Sauf chez les Dao à Tunique et les Dao à Pantalon blanc où l’on a coutume de construire des maisons funéraires, les tombes Dao sont gérénalement marquées par des blocs de pierre blanche plantés de façon à former un petit menhir du côté de la tête du mort et un petit dolmen du côté des pieds.

Vie spirituelle :

Les Dao pratiquent le culte des ancêtres chez eux ou à la maison du chef du lignage. Ils adorent aussi Bàn Vương (Chẩu Đàng) l’ancêtres mythique commun à leur ethnie.

Dans la vie spirituelle des Dao, l’influence des trois religions est assez profonde, en particulier celle du Taoïsme qui se manifeste nettement dans les fêtes saisonnières ou dans les séances de prière pour implorer la protection divine quand se produit un événement : maladie, accouchement, funérailles, calamité naturelle.

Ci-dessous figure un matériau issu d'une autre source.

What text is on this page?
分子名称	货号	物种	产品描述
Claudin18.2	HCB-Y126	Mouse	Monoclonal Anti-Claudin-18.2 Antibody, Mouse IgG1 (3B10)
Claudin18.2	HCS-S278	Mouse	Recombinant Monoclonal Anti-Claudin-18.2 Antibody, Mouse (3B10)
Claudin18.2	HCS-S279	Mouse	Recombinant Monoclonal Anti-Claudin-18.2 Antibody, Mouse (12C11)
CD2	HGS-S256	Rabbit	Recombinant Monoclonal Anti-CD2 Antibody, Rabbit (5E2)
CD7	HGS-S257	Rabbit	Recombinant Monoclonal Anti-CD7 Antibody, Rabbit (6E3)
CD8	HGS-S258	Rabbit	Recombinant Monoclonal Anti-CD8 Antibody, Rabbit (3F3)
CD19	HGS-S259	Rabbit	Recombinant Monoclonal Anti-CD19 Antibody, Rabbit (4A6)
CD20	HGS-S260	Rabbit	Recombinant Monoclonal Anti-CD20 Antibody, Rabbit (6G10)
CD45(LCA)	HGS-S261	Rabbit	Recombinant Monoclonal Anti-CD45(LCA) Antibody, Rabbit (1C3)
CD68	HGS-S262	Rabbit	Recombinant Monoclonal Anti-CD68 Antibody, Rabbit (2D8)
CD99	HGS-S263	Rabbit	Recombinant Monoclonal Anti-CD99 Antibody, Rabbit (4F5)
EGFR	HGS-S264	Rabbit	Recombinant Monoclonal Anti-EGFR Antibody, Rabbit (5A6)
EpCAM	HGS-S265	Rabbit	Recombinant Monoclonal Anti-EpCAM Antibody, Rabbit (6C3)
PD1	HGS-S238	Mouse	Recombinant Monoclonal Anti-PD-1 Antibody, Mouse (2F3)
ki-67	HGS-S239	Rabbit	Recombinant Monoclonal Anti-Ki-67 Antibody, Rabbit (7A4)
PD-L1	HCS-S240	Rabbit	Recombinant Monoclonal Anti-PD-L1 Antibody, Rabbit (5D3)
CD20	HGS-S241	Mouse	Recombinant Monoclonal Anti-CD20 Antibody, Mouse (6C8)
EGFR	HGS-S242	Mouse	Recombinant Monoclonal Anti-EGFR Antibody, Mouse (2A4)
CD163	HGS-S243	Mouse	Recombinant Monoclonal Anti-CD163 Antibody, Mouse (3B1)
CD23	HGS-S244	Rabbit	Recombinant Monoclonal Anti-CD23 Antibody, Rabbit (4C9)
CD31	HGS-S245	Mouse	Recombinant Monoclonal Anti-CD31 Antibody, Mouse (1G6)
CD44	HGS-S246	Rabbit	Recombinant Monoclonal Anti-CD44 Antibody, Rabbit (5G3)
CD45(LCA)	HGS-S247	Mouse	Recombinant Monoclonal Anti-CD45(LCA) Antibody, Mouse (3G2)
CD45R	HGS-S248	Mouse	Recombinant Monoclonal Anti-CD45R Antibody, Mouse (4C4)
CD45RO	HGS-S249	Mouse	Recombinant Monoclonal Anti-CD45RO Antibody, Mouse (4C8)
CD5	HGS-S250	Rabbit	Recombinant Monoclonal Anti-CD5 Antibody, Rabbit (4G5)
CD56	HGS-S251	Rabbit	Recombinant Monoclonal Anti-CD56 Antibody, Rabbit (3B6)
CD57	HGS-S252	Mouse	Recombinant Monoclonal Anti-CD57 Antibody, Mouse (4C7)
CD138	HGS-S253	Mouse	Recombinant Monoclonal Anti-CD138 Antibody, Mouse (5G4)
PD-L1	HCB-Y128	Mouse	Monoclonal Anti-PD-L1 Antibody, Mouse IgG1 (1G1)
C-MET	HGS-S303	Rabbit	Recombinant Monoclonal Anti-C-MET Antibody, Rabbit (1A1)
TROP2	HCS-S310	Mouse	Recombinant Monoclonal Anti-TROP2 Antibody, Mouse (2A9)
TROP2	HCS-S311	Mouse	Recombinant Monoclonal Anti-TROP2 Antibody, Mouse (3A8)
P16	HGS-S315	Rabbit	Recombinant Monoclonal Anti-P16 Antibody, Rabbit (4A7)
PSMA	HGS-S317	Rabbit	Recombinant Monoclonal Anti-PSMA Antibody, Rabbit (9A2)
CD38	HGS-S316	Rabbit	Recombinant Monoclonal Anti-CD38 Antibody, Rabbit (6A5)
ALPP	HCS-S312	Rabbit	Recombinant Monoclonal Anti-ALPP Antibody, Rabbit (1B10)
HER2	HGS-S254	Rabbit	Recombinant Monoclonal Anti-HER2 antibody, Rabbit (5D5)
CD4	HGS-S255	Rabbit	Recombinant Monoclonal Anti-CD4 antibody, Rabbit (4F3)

Les arts et la littérature folkloriques meublent heureusement la vie intellectuelle des Dao. Depuis longtemps, les Dao utilisent l’écriture chinoise (mais prononcée à la manière Dao) pour copier des livres de culte, des généalogies, transcrire des contes rimés et d’autres traditions orales. Les principaux genres sont : vieux contes, contes humoristiques, fables, devinettes, chansons populaires avec un contenu riche et esvocateur. Parmi les chansons folkloriques, les plus populaires sont les pả dung, sorte de chants alternés lyriques. Les contes Dao ont été recueillis et édités.

Le décor des étoffes Dao témoigne de l’habileté et du goût des femmes Dao qui brodent, avec des fils richement colorés, des motifs réalistes : animaux, végétaux, motifs figurant des instruments aratoires, des personnages, de lettres.